Economic incentives arise due to fluctuations in prices for traditional oil and environmental legislation that encourages waste recycling and carbon footprint reduction. At the same time, increasing the volume of synthetic oil production requires scaling up the infrastructure for collecting, sorting, and transporting raw materials, as well as developing industrial clusters where internal cooperation between different industries is established.
Environmental and social aspects occupy a special place in this industry. Waste recycling (plastics, tires, organic waste) provides a direct solution to the problem of its accumulation in landfills and release into the environment but requires control over toxic emissions and the organization of a safe cycle for the disposal of products and by-products. The use of “green” technologies and bio-raw materials, as well as CCS systems, allows for a partial or significant reduction in the carbon footprint of the final fuel. The social significance of projects increases due to the creation of new jobs, solving the problem of garbage and involving the population in environmentally oriented programs.

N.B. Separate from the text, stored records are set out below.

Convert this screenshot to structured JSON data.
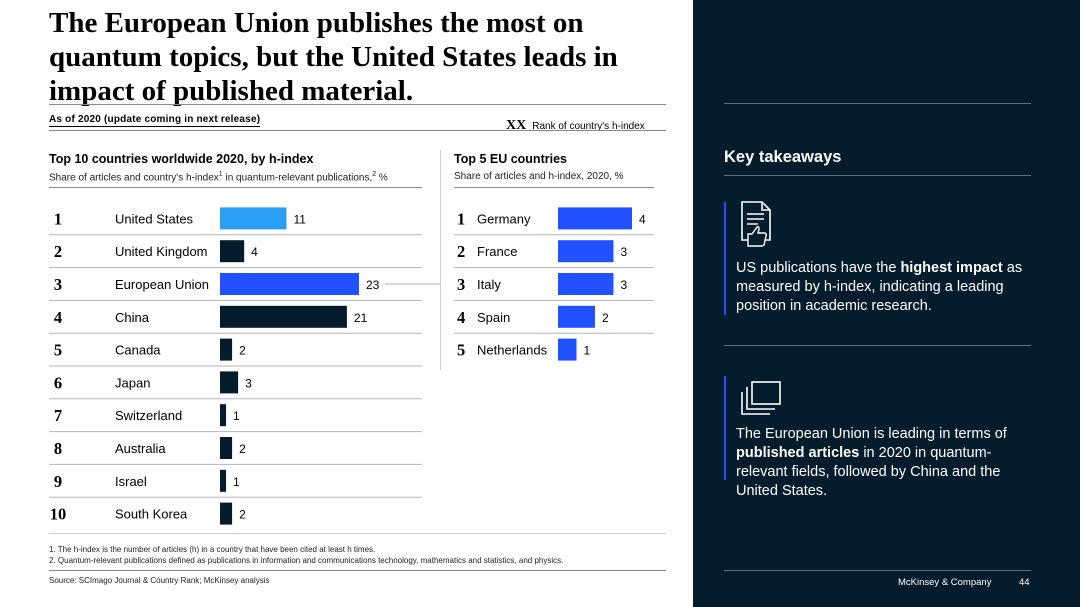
{
  "title": "The European Union publishes the most on quantum topics, but the United States leads in impact of published material.",
  "as_of": "As of 2020 (update coming in next release)",
  "rank_legend": {
    "marker": "XX",
    "label": "Rank of country's h-index"
  },
  "left_chart": {
    "title": "Top 10 countries worldwide 2020, by h-index",
    "subtitle_parts": [
      "Share of articles and country's h-index",
      "1",
      " in quantum-relevant publications,",
      "2",
      " %"
    ]
  },
  "right_chart": {
    "title": "Top 5 EU countries",
    "subtitle": "Share of articles and h-index, 2020, %"
  },
  "chart_data": [
    {
      "type": "bar",
      "orientation": "horizontal",
      "title": "Top 10 countries worldwide 2020, by h-index",
      "categories": [
        "United States",
        "United Kingdom",
        "European Union",
        "China",
        "Canada",
        "Japan",
        "Switzerland",
        "Australia",
        "Israel",
        "South Korea"
      ],
      "ranks": [
        "1",
        "2",
        "3",
        "4",
        "5",
        "6",
        "7",
        "8",
        "9",
        "10"
      ],
      "values": [
        11,
        4,
        23,
        21,
        2,
        3,
        1,
        2,
        1,
        2
      ],
      "bar_colors": [
        "#2a9df4",
        "#051c2c",
        "#2251ff",
        "#051c2c",
        "#051c2c",
        "#051c2c",
        "#051c2c",
        "#051c2c",
        "#051c2c",
        "#051c2c"
      ]
    },
    {
      "type": "bar",
      "orientation": "horizontal",
      "title": "Top 5 EU countries",
      "categories": [
        "Germany",
        "France",
        "Italy",
        "Spain",
        "Netherlands"
      ],
      "ranks": [
        "1",
        "2",
        "3",
        "4",
        "5"
      ],
      "values": [
        4,
        3,
        3,
        2,
        1
      ],
      "bar_colors": [
        "#2251ff",
        "#2251ff",
        "#2251ff",
        "#2251ff",
        "#2251ff"
      ]
    }
  ],
  "footnotes": [
    "1. The h-index is the number of articles (h) in a country that have been cited at least h times.",
    "2. Quantum-relevant publications defined as publications in information and communications technology, mathematics and statistics, and physics."
  ],
  "source": "Source: SCImago Journal & Country Rank; McKinsey analysis",
  "panel": {
    "title": "Key takeaways",
    "takeaway1": {
      "pre": "US publications have the ",
      "bold": "highest impact",
      "post": " as measured by h-index, indicating a leading position in academic research."
    },
    "takeaway2": {
      "pre": "The European Union is leading in terms of ",
      "bold": "published articles",
      "post": " in 2020 in quantum-relevant fields, followed by China and the United States."
    },
    "brand": "McKinsey & Company",
    "page": "44"
  },
  "colors": {
    "navy": "#051c2c",
    "accent_blue": "#2251ff",
    "light_blue": "#2a9df4"
  }
}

At the same time, a dialogue with local residents, ensuring transparent monitoring of emissions and adherence to high environmental standards, is a prerequisite for strengthening trust and the successful development of the industry.

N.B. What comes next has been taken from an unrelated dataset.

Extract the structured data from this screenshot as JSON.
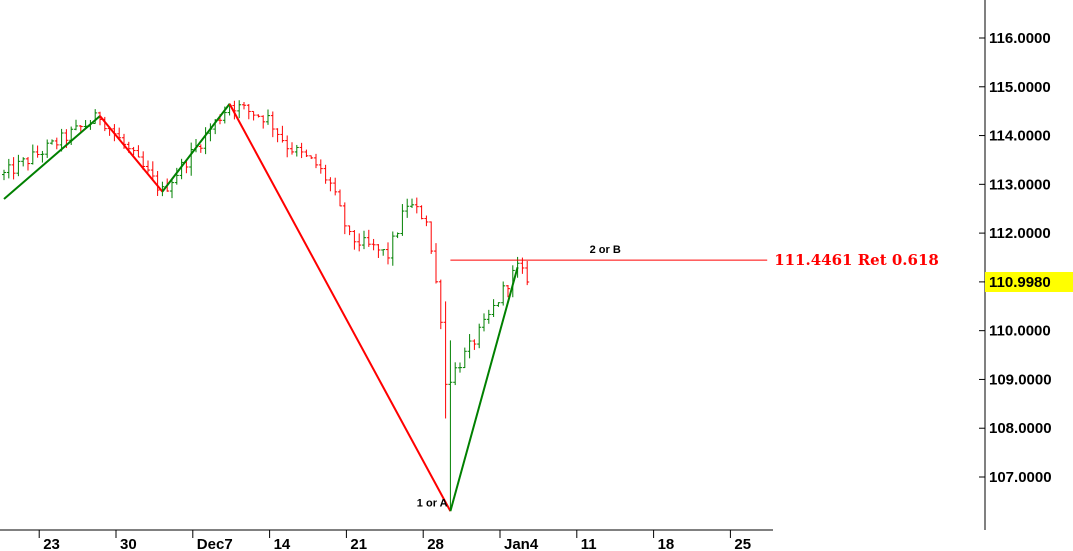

Thus, obtaining synthetic oil from unconventional hydrocarbon raw materials appears to be a promising direction, combining technological achievements with real ecological and economic benefits. Strengthening state support, improving scientific approaches (from the development of nanocatalysts to the use of biotechnology), increasing the number of large integrated projects, and taking into account the social agenda can collectively transform this industry from a high-tech niche into an important component of modern energy and industry.